Ainda me lembro de um professor dizendo em alto e bom tom “Eu preciso entender como a IA funciona para ser melhor do que ela e provar que eu não posso ser substituído por ela”. Essa é uma filosofia que eu sigo. Eu entendo a IA e tenho muito medo dela e do seu impacto na nossa sociedade, na nossa mente, no que nos torna humanos. A Inteligência Artificial nos divide, nos separa do pensamento crítico, nos torna incapazes de agir por conta própria, como é o caso de um jovem que vi nas redes sociais que relatou ter dificuldades de fazer qualquer coisa sem antes perguntar ao Chat GPT.
“Eu nunca desejaria incorporar essa tecnologia ao meu trabalho. Sinto fortemente que isso é um insulto à própria vida”
-Hayao Miyazaki, diretor do estúdio de animação “Studio Ghibli”
Eu sei que minha preocupação pode parecer infundada ou exagerada. Um de meus amigos, brincando, me chamou de um “ludista da nova geração” em referência ao movimento ludista que tentava quebrar as máquinas geradas na Revolução Industrial para forçar os donos de fábricas a pararem de utilizá-las. Mas acredito que isso vai além do que apenas uma revolta contra uma tecnologia que temo por não conhecer (afinal, não conheço metade do que forma meu celular e ainda confio nele para muitas atividades), isso vai além da recusa do “progresso” (seja lá o que progresso significa atualmente). Essa minha revolta parte do meu desespero, minha raiva ao ver, mais uma vez, empresas dominantes do sistema capitalista buscando mais uma forma de nos separar, nos substituir e precarizar nossas vidas, tudo isso enquanto sorrimos e nos despedimos da nossa humanidade, nossas emoções e sentimentos, nossos esforços, lutas, conquistas, tudo para tentar cortar caminhos e criar atalhos em ruas sombrias que o próprio sistema forjou para nós.
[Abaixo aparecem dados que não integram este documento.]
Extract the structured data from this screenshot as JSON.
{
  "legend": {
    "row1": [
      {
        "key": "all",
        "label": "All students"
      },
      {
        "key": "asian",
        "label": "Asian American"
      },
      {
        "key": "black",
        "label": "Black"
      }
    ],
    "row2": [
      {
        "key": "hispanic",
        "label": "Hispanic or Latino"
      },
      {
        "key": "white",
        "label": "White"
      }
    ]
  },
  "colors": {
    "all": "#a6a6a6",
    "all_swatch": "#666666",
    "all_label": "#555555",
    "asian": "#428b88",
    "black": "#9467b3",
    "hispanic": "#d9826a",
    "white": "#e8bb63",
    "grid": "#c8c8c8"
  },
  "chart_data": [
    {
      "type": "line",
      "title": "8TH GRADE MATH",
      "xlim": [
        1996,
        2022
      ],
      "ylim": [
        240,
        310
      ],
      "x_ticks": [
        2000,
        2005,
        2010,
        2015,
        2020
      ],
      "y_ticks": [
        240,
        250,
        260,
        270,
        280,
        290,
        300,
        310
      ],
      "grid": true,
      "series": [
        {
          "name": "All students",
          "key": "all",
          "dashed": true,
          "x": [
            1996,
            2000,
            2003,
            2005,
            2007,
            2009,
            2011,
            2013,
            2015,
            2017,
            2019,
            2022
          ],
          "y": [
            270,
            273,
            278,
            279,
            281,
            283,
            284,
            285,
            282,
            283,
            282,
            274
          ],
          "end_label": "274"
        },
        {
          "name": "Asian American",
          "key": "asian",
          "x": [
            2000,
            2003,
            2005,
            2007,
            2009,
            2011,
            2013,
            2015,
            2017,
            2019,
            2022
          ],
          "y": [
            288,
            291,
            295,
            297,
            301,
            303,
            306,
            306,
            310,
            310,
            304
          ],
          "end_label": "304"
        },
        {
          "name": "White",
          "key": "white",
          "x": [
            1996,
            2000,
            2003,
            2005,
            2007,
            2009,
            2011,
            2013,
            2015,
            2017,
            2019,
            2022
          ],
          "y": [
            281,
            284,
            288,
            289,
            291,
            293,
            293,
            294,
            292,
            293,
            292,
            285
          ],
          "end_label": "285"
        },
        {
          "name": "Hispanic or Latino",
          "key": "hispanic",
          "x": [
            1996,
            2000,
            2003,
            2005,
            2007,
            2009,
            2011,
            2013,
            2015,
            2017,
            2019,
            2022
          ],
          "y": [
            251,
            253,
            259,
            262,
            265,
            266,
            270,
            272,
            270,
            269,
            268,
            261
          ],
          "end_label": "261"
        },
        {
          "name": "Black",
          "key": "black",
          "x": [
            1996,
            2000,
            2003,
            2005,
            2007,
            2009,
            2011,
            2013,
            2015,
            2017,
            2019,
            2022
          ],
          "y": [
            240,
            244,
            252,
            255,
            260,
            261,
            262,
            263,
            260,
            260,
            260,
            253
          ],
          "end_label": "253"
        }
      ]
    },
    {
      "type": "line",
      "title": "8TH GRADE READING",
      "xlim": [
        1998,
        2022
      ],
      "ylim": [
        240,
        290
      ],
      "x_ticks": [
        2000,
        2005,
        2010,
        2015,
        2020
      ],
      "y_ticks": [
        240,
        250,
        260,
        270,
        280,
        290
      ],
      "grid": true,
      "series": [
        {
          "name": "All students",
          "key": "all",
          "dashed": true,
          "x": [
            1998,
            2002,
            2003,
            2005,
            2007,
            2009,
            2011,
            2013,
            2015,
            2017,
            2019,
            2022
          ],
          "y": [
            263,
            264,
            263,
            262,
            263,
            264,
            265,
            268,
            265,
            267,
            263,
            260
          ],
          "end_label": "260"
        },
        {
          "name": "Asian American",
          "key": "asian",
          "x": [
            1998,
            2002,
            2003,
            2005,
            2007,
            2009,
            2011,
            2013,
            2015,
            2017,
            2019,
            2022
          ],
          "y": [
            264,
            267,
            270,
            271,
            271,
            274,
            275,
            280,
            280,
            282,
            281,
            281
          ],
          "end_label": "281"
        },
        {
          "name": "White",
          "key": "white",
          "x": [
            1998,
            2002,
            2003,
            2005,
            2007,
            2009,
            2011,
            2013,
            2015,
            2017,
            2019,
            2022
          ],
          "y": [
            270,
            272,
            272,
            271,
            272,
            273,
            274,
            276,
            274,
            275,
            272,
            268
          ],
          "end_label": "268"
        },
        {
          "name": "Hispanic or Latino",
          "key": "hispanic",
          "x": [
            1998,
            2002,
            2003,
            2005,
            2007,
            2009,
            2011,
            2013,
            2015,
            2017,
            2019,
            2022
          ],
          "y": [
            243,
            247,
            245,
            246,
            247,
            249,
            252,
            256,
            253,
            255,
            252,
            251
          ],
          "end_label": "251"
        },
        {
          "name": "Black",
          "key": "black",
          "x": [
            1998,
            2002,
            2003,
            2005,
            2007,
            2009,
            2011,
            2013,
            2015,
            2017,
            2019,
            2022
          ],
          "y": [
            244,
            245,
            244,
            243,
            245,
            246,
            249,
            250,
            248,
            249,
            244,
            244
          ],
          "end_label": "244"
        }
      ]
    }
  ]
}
A inteligência artificial já foi utilizada para coisas boas, que verdadeiramente ajudam os seres humanos. Mas a difusão da IA generativa é um perigo a tantos setores criativos.
Eu já perdi minha fé em muitas coisas. Já perdi a esperança de lutar contra muitas outras. Mas se tem uma coisa que eu não quero perder, é a minha alma, aquilo que me torna humano, que me torna vivo.